Goa tem sido berço de grandes vultos que se vincularam no mundo em variadas profissões tais como na de medicina, ciências, direito, literatura, administração, política, desporto e outras. Mas o que não é tão bem conhecido, e nem mesmo falado, é que ela também teve (e tem) pintores de calibre internacional tais como Vassasudeo Gaitonde, António Piedade da Cruz, vulgo Cruzo, o pintor favorito de Mahatma Gandhi, Chimulkar e outros. Mario de Miranda e Laxman Pai foram as raras exceções. Nesta crónica, porém, quero falar de três artistas que, conforme os connoisseurs, foram os que mais honra e glória trouxeram para a sua terra, mesmo que ela os tenha rejeitado ou ignorado ou deserdado

António Xavier Trindade (1870-1935), nasceu no Concelho de Sanguém, Goa. A família era oriunda de Assonorá, Bardez. Estabeleceu-se em Sanguém quando o pai que trabalhava para a alfândega, fora transferido para esse Concelho. Fez os seus estudos primários em português e, mais tarde, partiu rumo a Bombaim, onde tirou o curso pelo J.J.School of Art nas artes plásticas, optando por uma carreira artística “de perfil ocidental”. Fez um curso brilhante e foi nomeado docente na mesma escola em 1921. Em breve o artista foi ganhando fama e encomendas para retratar não só as pessoas ricas do meio social indiano, tal como a Lady Meherbai Tata, mas também europeus. Os seus trabalhos eram regularmente apresentados nos salões do BombayArt Society onde lhe foi atribuída a mais alta distinção, a medalha de ouro, com a qual foi galhardoado pelo quadro Dolce Farniente que retrata Florentina, sua mulher, recostada num sofá. Pintou a Dra. Annie Besant, uma senhora inglesa que escandalizou a gente do seu meio, associando-se publicamente ao movimento que pugnava pela independência da Índia. Os seus retratos incluem um da sua filha Esther reclinando, outro do John, seu cozinheiro, e um mendigo goês, além do auto retrato em verde. Pintou paisagens tais como Vista de Terraço em Mahim, Barcos de Pesca Goeses e quadros da natureza morta. Em Nasik, pintou cenas de banhistas e de templos.

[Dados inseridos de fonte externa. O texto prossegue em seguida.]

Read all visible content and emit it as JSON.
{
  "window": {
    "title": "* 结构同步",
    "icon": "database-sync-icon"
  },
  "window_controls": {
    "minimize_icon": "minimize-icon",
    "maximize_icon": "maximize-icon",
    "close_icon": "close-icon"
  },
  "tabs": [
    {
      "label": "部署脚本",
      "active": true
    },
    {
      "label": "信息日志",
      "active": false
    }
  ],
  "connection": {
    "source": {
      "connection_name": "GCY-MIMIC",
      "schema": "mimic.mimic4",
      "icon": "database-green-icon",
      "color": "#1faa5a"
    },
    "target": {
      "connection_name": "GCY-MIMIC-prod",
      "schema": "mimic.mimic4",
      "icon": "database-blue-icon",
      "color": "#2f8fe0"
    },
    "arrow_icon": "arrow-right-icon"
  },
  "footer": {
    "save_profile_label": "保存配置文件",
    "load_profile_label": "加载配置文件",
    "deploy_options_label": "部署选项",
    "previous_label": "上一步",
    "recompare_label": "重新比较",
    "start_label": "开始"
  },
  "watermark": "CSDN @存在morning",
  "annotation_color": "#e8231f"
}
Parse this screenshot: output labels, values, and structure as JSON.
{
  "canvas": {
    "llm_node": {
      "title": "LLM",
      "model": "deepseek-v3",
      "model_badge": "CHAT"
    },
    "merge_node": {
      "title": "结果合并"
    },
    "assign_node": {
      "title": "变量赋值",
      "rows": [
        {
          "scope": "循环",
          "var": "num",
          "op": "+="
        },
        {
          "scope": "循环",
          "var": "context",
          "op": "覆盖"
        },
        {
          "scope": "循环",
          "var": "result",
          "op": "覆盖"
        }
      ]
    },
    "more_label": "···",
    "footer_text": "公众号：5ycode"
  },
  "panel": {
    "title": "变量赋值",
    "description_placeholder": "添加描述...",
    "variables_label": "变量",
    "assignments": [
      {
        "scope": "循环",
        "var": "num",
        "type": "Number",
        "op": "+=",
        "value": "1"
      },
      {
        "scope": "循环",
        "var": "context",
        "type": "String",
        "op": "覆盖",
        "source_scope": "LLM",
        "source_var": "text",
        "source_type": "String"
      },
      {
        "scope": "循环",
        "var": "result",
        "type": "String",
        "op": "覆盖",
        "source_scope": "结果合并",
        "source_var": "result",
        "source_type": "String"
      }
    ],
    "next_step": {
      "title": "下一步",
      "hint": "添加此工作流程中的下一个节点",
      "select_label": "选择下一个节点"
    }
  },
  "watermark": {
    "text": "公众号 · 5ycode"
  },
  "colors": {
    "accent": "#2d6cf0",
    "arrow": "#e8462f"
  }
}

As suas obras encontram-se em exposição permanente em muitos museus principais da Índia, um dos quais é o Prince of Wales Museum of Western India, em Bombaim. É considerado como o Rembrandt de Goa. Todavia, segundo os entendidos, os seus trabalhos já demonstravam laivos de impressionismo. A Fundação Oriente em Panjim, a que foram oferecidas algumas obras do pintor pela sua filha, com a condição de elas serem adequadamente protegidas contra as intempéries do tempo, foram trazidas de Nova Iorque, tem uma exposição permanente na sua casa nas Fontaínhas, que inclui a referida Dolce Farniente.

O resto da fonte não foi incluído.